聽到這話,張瑾瑜徹底明白了!
尤浩這是得罪了程主任!
程主任要辦他!
如果尤浩痛快的在她的轉正報告上簽字,那她還得好好考慮一下。
可是現在,根本不需要考慮呀!
“程主任,我要舉報我的代課老師尤浩教授!他經常利用職務之便,對我進行騷擾……”
張瑾瑜發出了血和淚的控訴,并且,找出了所謂的‘證據’。
都是她惡意剪輯的。
這是她最後的殺手锏,用來和尤浩談判的籌碼。
拿到了張瑾瑜發過來的證據之後,程笃精神大振!
非常殷勤的向祁東偉彙報。
“廳長,法醫科的張瑾瑜實名舉報尤浩,利用職務之便,多次對她進行騷擾!我們絕對不能姑息這麽惡劣的行爲!必須對尤浩這種害群之馬進行嚴肅處理!”
祁東偉臉上露出滿意無比的神色。
“程笃,今晚我去老師家參加晚宴,你跟我一起過去一趟,好好給老師彙報一下工作。”
程笃狂喜:“多謝廳長栽培!”
祁東偉拍了拍程笃的肩膀:“原本,我是打算帶裴洪亮過去的,可是,他沒有抓住機會,這都是你應得的。”
正常而言,程笃應該對裴洪亮落井下石!
可是現在,他已經穩操勝券,并沒有趁機對裴洪亮落井下石,而是裝模作樣的幫裴洪亮辯解。
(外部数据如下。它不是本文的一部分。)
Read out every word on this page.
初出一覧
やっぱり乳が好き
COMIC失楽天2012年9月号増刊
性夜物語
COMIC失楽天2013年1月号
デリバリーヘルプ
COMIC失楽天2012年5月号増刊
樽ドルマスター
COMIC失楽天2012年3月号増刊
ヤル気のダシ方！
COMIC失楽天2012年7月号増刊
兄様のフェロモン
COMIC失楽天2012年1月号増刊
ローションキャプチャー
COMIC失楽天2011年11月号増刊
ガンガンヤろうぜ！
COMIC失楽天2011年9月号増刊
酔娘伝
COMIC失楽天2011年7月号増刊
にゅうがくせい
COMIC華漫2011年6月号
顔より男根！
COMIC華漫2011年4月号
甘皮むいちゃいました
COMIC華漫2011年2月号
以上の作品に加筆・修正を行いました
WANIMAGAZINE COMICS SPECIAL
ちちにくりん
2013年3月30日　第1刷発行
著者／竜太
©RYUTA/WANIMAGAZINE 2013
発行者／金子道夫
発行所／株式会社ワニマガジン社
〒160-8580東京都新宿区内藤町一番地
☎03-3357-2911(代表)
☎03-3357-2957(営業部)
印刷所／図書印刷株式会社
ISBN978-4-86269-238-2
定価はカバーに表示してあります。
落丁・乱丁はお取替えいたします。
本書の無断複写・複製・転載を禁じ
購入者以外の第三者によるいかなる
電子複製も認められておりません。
“廳長,其實裴廳也是無奈,他這麽選擇,也是順應大勢。”
程笃不勸還好,這麽一勸,祁東偉更加生氣了!
“大勢?呵呵,難道你程笃不知道大勢?同樣知道大勢的情況下,你還是無條件站在我這邊!這才是難能可貴的!”
“我現在才理解了一句話,什麽叫患難知人心!”
程笃暗暗苦笑,我也想騎牆啊!
可是我咖位不夠啊!
就算我想靠過去,人家省長都不一定看得上!
所以,我沒有選擇,隻能抱住廳長你的大腿。
程笃裝出一副士爲知己者死的樣子。
“廳長,我老母親從小教我一個道理,忠臣不事二主,我是你一手将我提拔起來!不管你遇到什麽困難局面,我都會毫不猶豫的站在你這一邊!”
祁東偉有點動容了,沒想到程笃這個毒士對他這麽忠心!
之前他總覺得,程笃的心太狠了,出的計謀太陰損,一直不太敢重用。
當年從程笃和裴洪亮之間,他選了裴洪亮當自己的接班人。
現在看來,當年真是大錯特錯啊!
程笃心黑一點又如何,隻要不是對他黑就行了!
“程笃,你回去準備一下吧,多了解一下廳裏的全面工作,别到時候老師問你問題的時候,回答不出來。”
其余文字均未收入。